Glossary

Foundation Model

A foundation model is a large AI model trained on broad data at massive scale, designed to be adapted to a wide range of downstream tasks rather than built for any single one. GPT-4, Claude, Gemini, Llama, and Stable Diffusion are all foundation models. The term was coined by Stanford's Center for Research on Foundation Models in 2021 to capture a shift in how AI gets built: instead of training a new model for each task, you train one general model and specialize it. This is efficient but concentrates power. A handful of foundation model providers—OpenAI, Anthropic, Google, Meta—set the capabilities and limitations that millions of applications inherit.
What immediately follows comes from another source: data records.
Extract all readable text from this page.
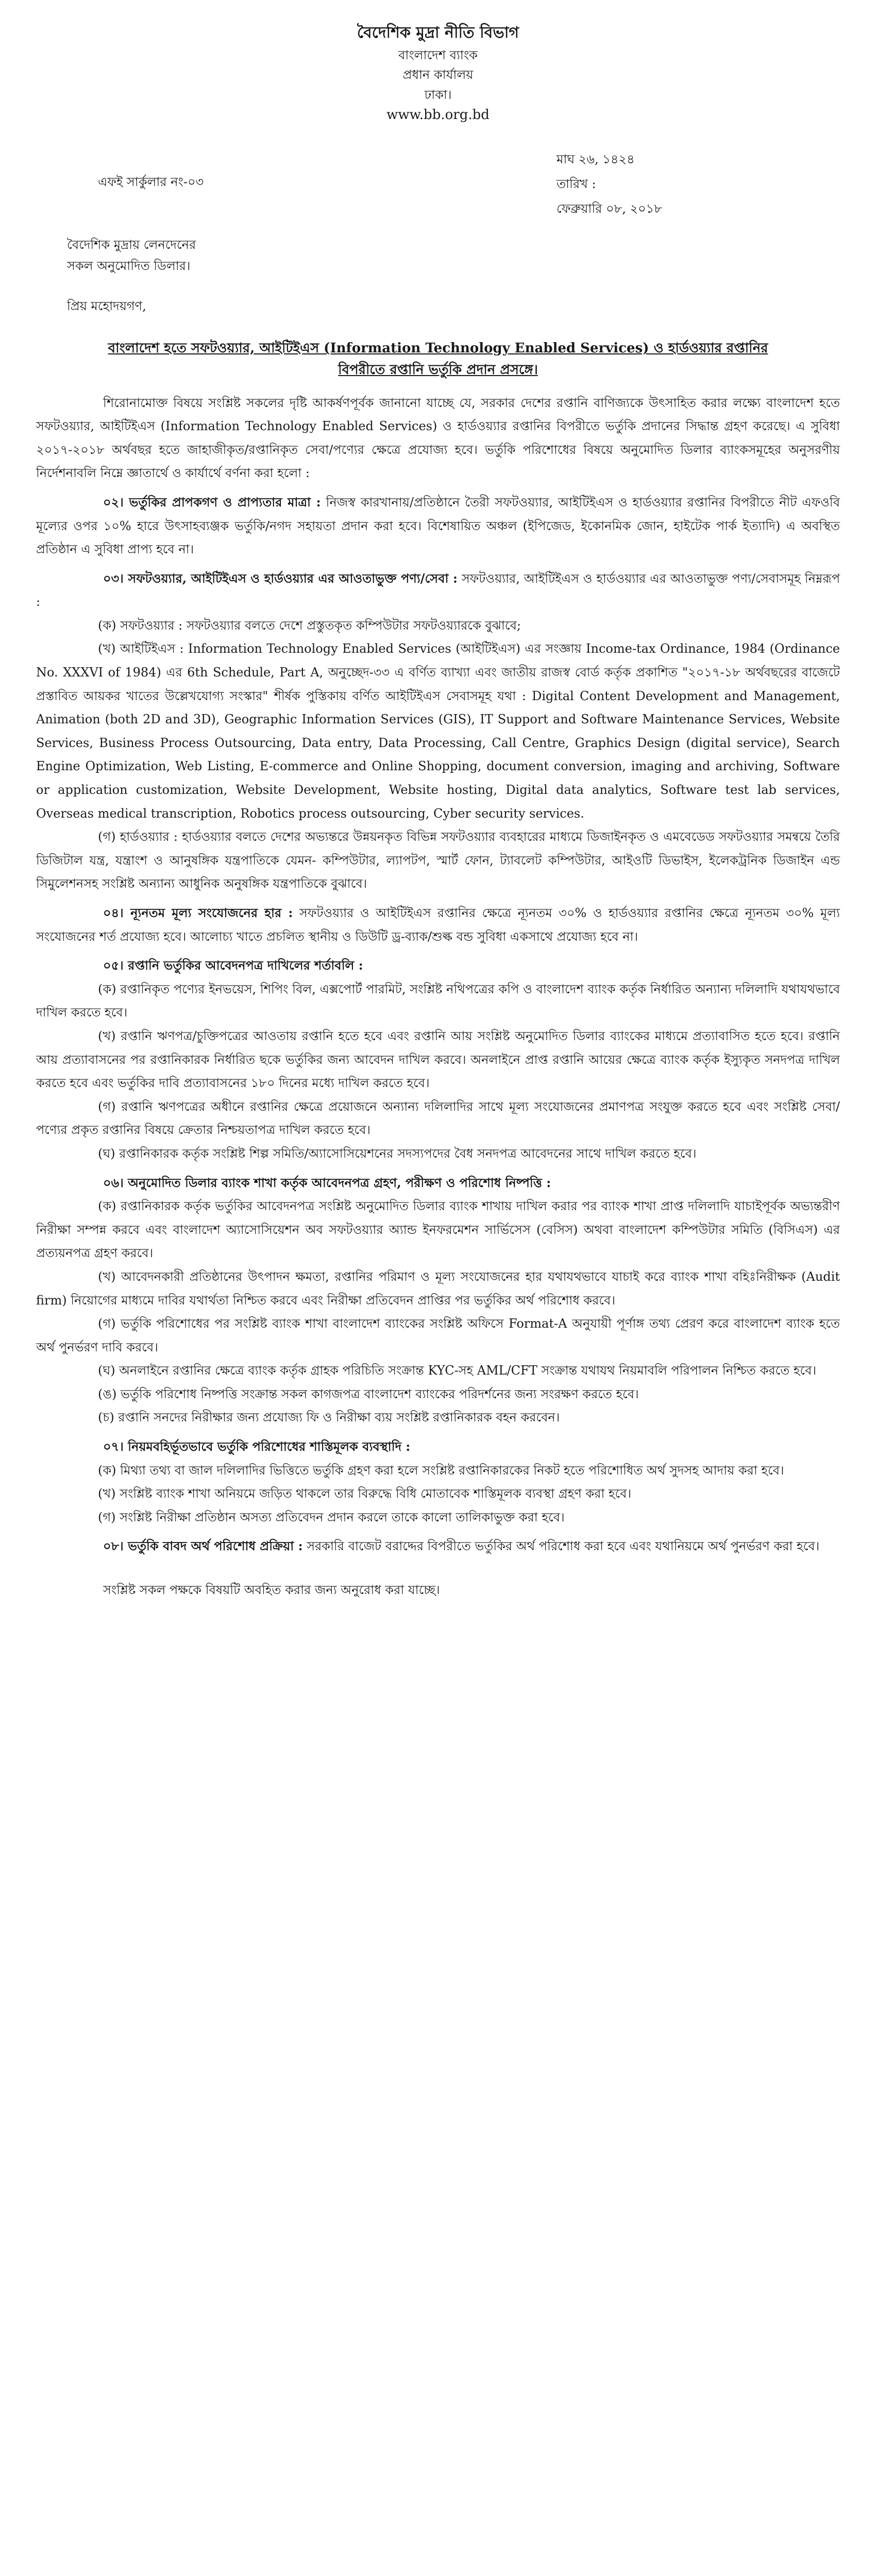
বৈদেশিক মুদ্রা নীতি বিভাগ
বাংলাদেশ ব্যাংক
প্রধান কার্যালয়
ঢাকা।
www.bb.org.bd
এফই সার্কুলার নং-০৩
মাঘ ২৬, ১৪২৪
তারিখ :
ফেব্রুয়ারি ০৮, ২০১৮
বৈদেশিক মুদ্রায় লেনদেনের
সকল অনুমোদিত ডিলার।
প্রিয় মহোদয়গণ,
বাংলাদেশ হতে সফটওয়্যার, আইটিইএস (Information Technology Enabled Services) ও হার্ডওয়্যার রপ্তানির বিপরীতে রপ্তানি ভর্তুকি প্রদান প্রসঙ্গে।

শিরোনামোক্ত বিষয়ে সংশ্লিষ্ট সকলের দৃষ্টি আকর্ষণপূর্বক জানানো যাচ্ছে যে, সরকার দেশের রপ্তানি বাণিজ্যকে উৎসাহিত করার লক্ষ্যে বাংলাদেশ হতে সফটওয়্যার, আইটিইএস (Information Technology Enabled Services) ও হার্ডওয়্যার রপ্তানির বিপরীতে ভর্তুকি প্রদানের সিদ্ধান্ত গ্রহণ করেছে। এ সুবিধা ২০১৭-২০১৮ অর্থবছর হতে জাহাজীকৃত/রপ্তানিকৃত সেবা/পণ্যের ক্ষেত্রে প্রযোজ্য হবে। ভর্তুকি পরিশোধের বিষয়ে অনুমোদিত ডিলার ব্যাংকসমূহের অনুসরণীয় নির্দেশনাবলি নিম্নে জ্ঞাতার্থে ও কার্যার্থে বর্ণনা করা হলো :

০২। ভর্তুকির প্রাপকগণ ও প্রাপ্যতার মাত্রা : নিজস্ব কারখানায়/প্রতিষ্ঠানে তৈরী সফটওয়্যার, আইটিইএস ও হার্ডওয়্যার রপ্তানির বিপরীতে নীট এফওবি মূল্যের ওপর ১০% হারে উৎসাহব্যঞ্জক ভর্তুকি/নগদ সহায়তা প্রদান করা হবে। বিশেষায়িত অঞ্চল (ইপিজেড, ইকোনমিক জোন, হাইটেক পার্ক ইত্যাদি) এ অবস্থিত প্রতিষ্ঠান এ সুবিধা প্রাপ্য হবে না।

০৩। সফটওয়্যার, আইটিইএস ও হার্ডওয়্যার এর আওতাভুক্ত পণ্য/সেবা : সফটওয়্যার, আইটিইএস ও হার্ডওয়্যার এর আওতাভুক্ত পণ্য/সেবাসমূহ নিম্নরূপ :

(ক) সফটওয়্যার : সফটওয়্যার বলতে দেশে প্রস্তুতকৃত কম্পিউটার সফটওয়্যারকে বুঝাবে;

(খ) আইটিইএস : Information Technology Enabled Services (আইটিইএস) এর সংজ্ঞায় Income-tax Ordinance, 1984 (Ordinance No. XXXVI of 1984) এর 6th Schedule, Part A, অনুচ্ছেদ-৩৩ এ বর্ণিত ব্যাখ্যা এবং জাতীয় রাজস্ব বোর্ড কর্তৃক প্রকাশিত "২০১৭-১৮ অর্থবছরের বাজেটে প্রস্তাবিত আয়কর খাতের উল্লেখযোগ্য সংস্কার" শীর্ষক পুস্তিকায় বর্ণিত আইটিইএস সেবাসমূহ যথা : Digital Content Development and Management, Animation (both 2D and 3D), Geographic Information Services (GIS), IT Support and Software Maintenance Services, Website Services, Business Process Outsourcing, Data entry, Data Processing, Call Centre, Graphics Design (digital service), Search Engine Optimization, Web Listing, E-commerce and Online Shopping, document conversion, imaging and archiving, Software or application customization, Website Development, Website hosting, Digital data analytics, Software test lab services, Overseas medical transcription, Robotics process outsourcing, Cyber security services.

(গ) হার্ডওয়্যার : হার্ডওয়্যার বলতে দেশের অভ্যন্তরে উন্নয়নকৃত বিভিন্ন সফটওয়্যার ব্যবহারের মাধ্যমে ডিজাইনকৃত ও এমবেডেড সফটওয়্যার সমন্বয়ে তৈরি ডিজিটাল যন্ত্র, যন্ত্রাংশ ও আনুষঙ্গিক যন্ত্রপাতিকে যেমন- কম্পিউটার, ল্যাপটপ, স্মার্ট ফোন, ট্যাবলেট কম্পিউটার, আইওটি ডিভাইস, ইলেকট্রনিক ডিজাইন এন্ড সিমুলেশনসহ সংশ্লিষ্ট অন্যান্য আধুনিক অনুষঙ্গিক যন্ত্রপাতিকে বুঝাবে।

০৪। ন্যূনতম মূল্য সংযোজনের হার : সফটওয়্যার ও আইটিইএস রপ্তানির ক্ষেত্রে ন্যূনতম ৩০% ও হার্ডওয়্যার রপ্তানির ক্ষেত্রে ন্যূনতম ৩০% মূল্য সংযোজনের শর্ত প্রযোজ্য হবে। আলোচ্য খাতে প্রচলিত স্থানীয় ও ডিউটি ড্র-ব্যাক/শুল্ক বন্ড সুবিধা একসাথে প্রযোজ্য হবে না।

০৫। রপ্তানি ভর্তুকির আবেদনপত্র দাখিলের শর্তাবলি :

(ক) রপ্তানিকৃত পণ্যের ইনভয়েস, শিপিং বিল, এক্সপোর্ট পারমিট, সংশ্লিষ্ট নথিপত্রের কপি ও বাংলাদেশ ব্যাংক কর্তৃক নির্ধারিত অন্যান্য দলিলাদি যথাযথভাবে দাখিল করতে হবে।

(খ) রপ্তানি ঋণপত্র/চুক্তিপত্রের আওতায় রপ্তানি হতে হবে এবং রপ্তানি আয় সংশ্লিষ্ট অনুমোদিত ডিলার ব্যাংকের মাধ্যমে প্রত্যাবাসিত হতে হবে। রপ্তানি আয় প্রত্যাবাসনের পর রপ্তানিকারক নির্ধারিত ছকে ভর্তুকির জন্য আবেদন দাখিল করবে। অনলাইনে প্রাপ্ত রপ্তানি আয়ের ক্ষেত্রে ব্যাংক কর্তৃক ইস্যুকৃত সনদপত্র দাখিল করতে হবে এবং ভর্তুকির দাবি প্রত্যাবাসনের ১৮০ দিনের মধ্যে দাখিল করতে হবে।

(গ) রপ্তানি ঋণপত্রের অধীনে রপ্তানির ক্ষেত্রে প্রয়োজনে অন্যান্য দলিলাদির সাথে মূল্য সংযোজনের প্রমাণপত্র সংযুক্ত করতে হবে এবং সংশ্লিষ্ট সেবা/পণ্যের প্রকৃত রপ্তানির বিষয়ে ক্রেতার নিশ্চয়তাপত্র দাখিল করতে হবে।

(ঘ) রপ্তানিকারক কর্তৃক সংশ্লিষ্ট শিল্প সমিতি/অ্যাসোসিয়েশনের সদস্যপদের বৈধ সনদপত্র আবেদনের সাথে দাখিল করতে হবে।

০৬। অনুমোদিত ডিলার ব্যাংক শাখা কর্তৃক আবেদনপত্র গ্রহণ, পরীক্ষণ ও পরিশোধ নিষ্পত্তি :

(ক) রপ্তানিকারক কর্তৃক ভর্তুকির আবেদনপত্র সংশ্লিষ্ট অনুমোদিত ডিলার ব্যাংক শাখায় দাখিল করার পর ব্যাংক শাখা প্রাপ্ত দলিলাদি যাচাইপূর্বক অভ্যন্তরীণ নিরীক্ষা সম্পন্ন করবে এবং বাংলাদেশ অ্যাসোসিয়েশন অব সফটওয়্যার অ্যান্ড ইনফরমেশন সার্ভিসেস (বেসিস) অথবা বাংলাদেশ কম্পিউটার সমিতি (বিসিএস) এর প্রত্যয়নপত্র গ্রহণ করবে।

(খ) আবেদনকারী প্রতিষ্ঠানের উৎপাদন ক্ষমতা, রপ্তানির পরিমাণ ও মূল্য সংযোজনের হার যথাযথভাবে যাচাই করে ব্যাংক শাখা বহিঃনিরীক্ষক (Audit firm) নিয়োগের মাধ্যমে দাবির যথার্থতা নিশ্চিত করবে এবং নিরীক্ষা প্রতিবেদন প্রাপ্তির পর ভর্তুকির অর্থ পরিশোধ করবে।

(গ) ভর্তুকি পরিশোধের পর সংশ্লিষ্ট ব্যাংক শাখা বাংলাদেশ ব্যাংকের সংশ্লিষ্ট অফিসে Format-A অনুযায়ী পূর্ণাঙ্গ তথ্য প্রেরণ করে বাংলাদেশ ব্যাংক হতে অর্থ পুনর্ভরণ দাবি করবে।

(ঘ) অনলাইনে রপ্তানির ক্ষেত্রে ব্যাংক কর্তৃক গ্রাহক পরিচিতি সংক্রান্ত KYC-সহ AML/CFT সংক্রান্ত যথাযথ নিয়মাবলি পরিপালন নিশ্চিত করতে হবে।

(ঙ) ভর্তুকি পরিশোধ নিষ্পত্তি সংক্রান্ত সকল কাগজপত্র বাংলাদেশ ব্যাংকের পরিদর্শনের জন্য সংরক্ষণ করতে হবে।

(চ) রপ্তানি সনদের নিরীক্ষার জন্য প্রযোজ্য ফি ও নিরীক্ষা ব্যয় সংশ্লিষ্ট রপ্তানিকারক বহন করবেন।

০৭। নিয়মবহির্ভূতভাবে ভর্তুকি পরিশোধের শাস্তিমূলক ব্যবস্থাদি :

(ক) মিথ্যা তথ্য বা জাল দলিলাদির ভিত্তিতে ভর্তুকি গ্রহণ করা হলে সংশ্লিষ্ট রপ্তানিকারকের নিকট হতে পরিশোধিত অর্থ সুদসহ আদায় করা হবে।

(খ) সংশ্লিষ্ট ব্যাংক শাখা অনিয়মে জড়িত থাকলে তার বিরুদ্ধে বিধি মোতাবেক শাস্তিমূলক ব্যবস্থা গ্রহণ করা হবে।

(গ) সংশ্লিষ্ট নিরীক্ষা প্রতিষ্ঠান অসত্য প্রতিবেদন প্রদান করলে তাকে কালো তালিকাভুক্ত করা হবে।

০৮। ভর্তুকি বাবদ অর্থ পরিশোধ প্রক্রিয়া : সরকারি বাজেট বরাদ্দের বিপরীতে ভর্তুকির অর্থ পরিশোধ করা হবে এবং যথানিয়মে অর্থ পুনর্ভরণ করা হবে।

সংশ্লিষ্ট সকল পক্ষকে বিষয়টি অবহিত করার জন্য অনুরোধ করা যাচ্ছে।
For enterprises, the practical question is not which foundation model is best in abstract benchmarks but which one is best for your specific tasks, data constraints, and risk tolerance.

Related terms:

Hallucination

Hallucination occurs when a language model generates text that sounds confident and plausible but is factually incorrect, such as invented citations or fabricated statistics. It stems from LLMs being pattern-completion engines rather than databases.

Zero-Shot Prompting

Zero-shot prompting is the most basic form of AI interaction where questions are posed without any examples or guidance, relying entirely on the model’s pre-trained knowledge. This baseline approach immediately tests raw capabilities, revealing both its breadth and limitations.

AI Agent

An AI agent is a system that autonomously breaks a goal into steps—calling tools, reading results, and adjusting course—without waiting for a human prompt. While powerful for tasks with clear success criteria, agents can be dangerous when goals are vague or environments unfamiliar and typically need tight guardrails in production.